Christian Slater. Neve Campbell. Harry Enfield. Reeves and Mortimer…Hmm. You approach Churchill – The Hollywood Years with a certain apprehension, knowing that it could either be an oddball work of genius or an unmitigated disaster. Your instincts tilt towards the latter. And your instincts prove to be entirely justified.

The hard-to-fathom plot opens with modern day Hollywood execs trying to persuade “President Blair” that Winston Churchill was really an American GI, an actor-for-hire having supplied the face history has come to recognise. Cut to Hollywood’s spin on the tale as the cigar-chomping Church (Slater) arrives in London with buddy Eisenhower (Malco). When they stumble across a conspiracy to hand Britain over to the Nazis, the duo join forces with the plucky Princess Elizabeth (Campbell) to rescue Blighty from Hitler’s evil clutches.

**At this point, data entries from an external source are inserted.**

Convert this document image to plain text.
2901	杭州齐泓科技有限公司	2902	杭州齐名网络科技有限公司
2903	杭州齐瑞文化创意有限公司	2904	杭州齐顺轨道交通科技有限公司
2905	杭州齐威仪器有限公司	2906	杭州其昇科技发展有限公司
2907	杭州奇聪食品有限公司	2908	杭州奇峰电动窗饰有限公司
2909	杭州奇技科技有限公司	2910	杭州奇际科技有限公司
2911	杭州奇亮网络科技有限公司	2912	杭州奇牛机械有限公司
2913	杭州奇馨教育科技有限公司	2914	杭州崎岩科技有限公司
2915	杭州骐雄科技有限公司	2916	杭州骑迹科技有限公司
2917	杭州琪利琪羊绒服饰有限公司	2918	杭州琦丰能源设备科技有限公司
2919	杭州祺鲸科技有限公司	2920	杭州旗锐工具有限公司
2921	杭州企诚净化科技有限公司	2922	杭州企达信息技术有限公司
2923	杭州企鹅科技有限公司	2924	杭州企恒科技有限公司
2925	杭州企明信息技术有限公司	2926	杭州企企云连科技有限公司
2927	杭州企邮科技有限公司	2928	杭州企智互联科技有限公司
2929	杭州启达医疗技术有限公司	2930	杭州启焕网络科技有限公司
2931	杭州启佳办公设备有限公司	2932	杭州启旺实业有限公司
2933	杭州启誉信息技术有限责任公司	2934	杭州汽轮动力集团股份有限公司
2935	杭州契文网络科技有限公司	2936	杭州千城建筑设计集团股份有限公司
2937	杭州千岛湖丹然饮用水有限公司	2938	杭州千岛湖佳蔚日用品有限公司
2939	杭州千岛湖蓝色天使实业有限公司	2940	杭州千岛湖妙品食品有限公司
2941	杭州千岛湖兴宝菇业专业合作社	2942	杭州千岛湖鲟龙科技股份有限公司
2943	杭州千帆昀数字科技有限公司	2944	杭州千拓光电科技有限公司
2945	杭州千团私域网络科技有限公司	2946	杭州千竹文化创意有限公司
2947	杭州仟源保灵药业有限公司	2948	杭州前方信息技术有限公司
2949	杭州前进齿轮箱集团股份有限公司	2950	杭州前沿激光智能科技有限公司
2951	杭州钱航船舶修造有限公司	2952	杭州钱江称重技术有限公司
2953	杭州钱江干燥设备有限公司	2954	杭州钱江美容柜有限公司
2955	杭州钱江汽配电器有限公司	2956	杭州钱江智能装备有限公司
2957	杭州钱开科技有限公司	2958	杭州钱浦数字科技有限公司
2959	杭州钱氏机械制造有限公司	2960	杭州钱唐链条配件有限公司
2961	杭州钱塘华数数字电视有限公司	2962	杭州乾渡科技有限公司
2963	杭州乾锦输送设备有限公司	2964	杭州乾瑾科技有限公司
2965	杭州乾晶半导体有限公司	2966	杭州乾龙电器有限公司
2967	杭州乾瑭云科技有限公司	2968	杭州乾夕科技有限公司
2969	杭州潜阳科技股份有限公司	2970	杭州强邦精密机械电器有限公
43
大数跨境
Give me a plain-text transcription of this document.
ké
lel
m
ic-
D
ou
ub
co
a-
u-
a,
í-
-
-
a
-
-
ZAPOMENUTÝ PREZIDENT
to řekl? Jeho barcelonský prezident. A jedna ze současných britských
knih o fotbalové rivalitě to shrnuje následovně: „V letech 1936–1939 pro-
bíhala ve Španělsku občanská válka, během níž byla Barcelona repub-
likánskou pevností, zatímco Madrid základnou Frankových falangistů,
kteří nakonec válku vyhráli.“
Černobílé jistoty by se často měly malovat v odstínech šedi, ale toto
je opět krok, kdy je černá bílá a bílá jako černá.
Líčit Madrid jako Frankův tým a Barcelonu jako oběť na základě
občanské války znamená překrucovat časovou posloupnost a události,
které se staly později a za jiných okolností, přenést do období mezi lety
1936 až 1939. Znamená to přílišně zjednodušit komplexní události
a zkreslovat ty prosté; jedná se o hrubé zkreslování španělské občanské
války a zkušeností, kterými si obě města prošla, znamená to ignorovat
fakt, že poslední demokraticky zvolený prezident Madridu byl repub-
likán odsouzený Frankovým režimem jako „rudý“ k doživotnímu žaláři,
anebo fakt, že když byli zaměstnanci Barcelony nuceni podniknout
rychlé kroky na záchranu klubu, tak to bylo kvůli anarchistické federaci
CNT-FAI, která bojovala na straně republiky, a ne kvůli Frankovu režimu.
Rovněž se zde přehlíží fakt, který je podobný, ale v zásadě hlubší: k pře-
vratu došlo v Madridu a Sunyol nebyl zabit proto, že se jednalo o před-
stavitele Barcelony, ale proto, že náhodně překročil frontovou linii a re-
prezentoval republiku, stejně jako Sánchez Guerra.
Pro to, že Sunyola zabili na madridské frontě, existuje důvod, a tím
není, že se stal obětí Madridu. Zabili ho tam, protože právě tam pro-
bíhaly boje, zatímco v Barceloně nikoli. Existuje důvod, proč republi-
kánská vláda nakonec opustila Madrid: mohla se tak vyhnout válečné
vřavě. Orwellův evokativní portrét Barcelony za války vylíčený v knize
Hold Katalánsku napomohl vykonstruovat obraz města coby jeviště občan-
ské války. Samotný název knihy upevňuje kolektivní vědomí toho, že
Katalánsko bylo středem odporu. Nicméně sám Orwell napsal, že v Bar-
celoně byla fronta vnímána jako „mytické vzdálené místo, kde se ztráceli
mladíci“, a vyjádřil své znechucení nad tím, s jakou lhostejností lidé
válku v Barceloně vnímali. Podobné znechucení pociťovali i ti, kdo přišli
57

If Churchill: The Hollywood Years sounds awful that’s because it is. I mean, it’s just a really bad idea for a film. The poorly structured farrago of a story leads to a clumsy, awkward tone throughout that’s not, unfortunately, even countered by some decent jokes. You get the impression that the film would love to be seen as a Top Secret! for a new generation. Instead, the lines dished out feel like they belong in one of those terrible spin-off movies of the 70s – you know, Man About the House, Are You Being Served? and the like. Which might be fine if this was 1973. But it’s not. And having Dead Ringers’ Jon Culshaw bookend the film as Tony Blair doesn’t make it any more cutting-edge or relevent.

To be entirely fair there are three or four mild chuckles, mainly down to Enfield’s moronic king (two thirds Nice-But-Dim and one third Kevin the teenager) and Campbell does offer up a surprisingly winning comic performance. The film could also double up as a particularly good drinking game, downing a shot every time a British sitcom stalwart appears – “There goes Mackenzie Crook!” “Hey, there’s Rik Mayall!”

Otherwise there’s little else to redeem the movie. It bludgeons its one joke (on Hollywood’s re-imagining of history) to a rather horrible death and leaves little in its wake except some wince-worthy “post-modern” moments (Churchill and Eisenhower performing a rap at the King’s ball) and a sprinkling of lame Carry On style double-entendres and crudity.

Director Peter Richardson was once a pioneer of British alternative comedy, and in his contribution to the rather nifty Stella Street he’s shown that his talents haven’t entirely deserted him. But you’d never know it from this dreadful mess of a movie. It makes Richardson’s 1991 effort The Pope Must Die look like a bona fide classic.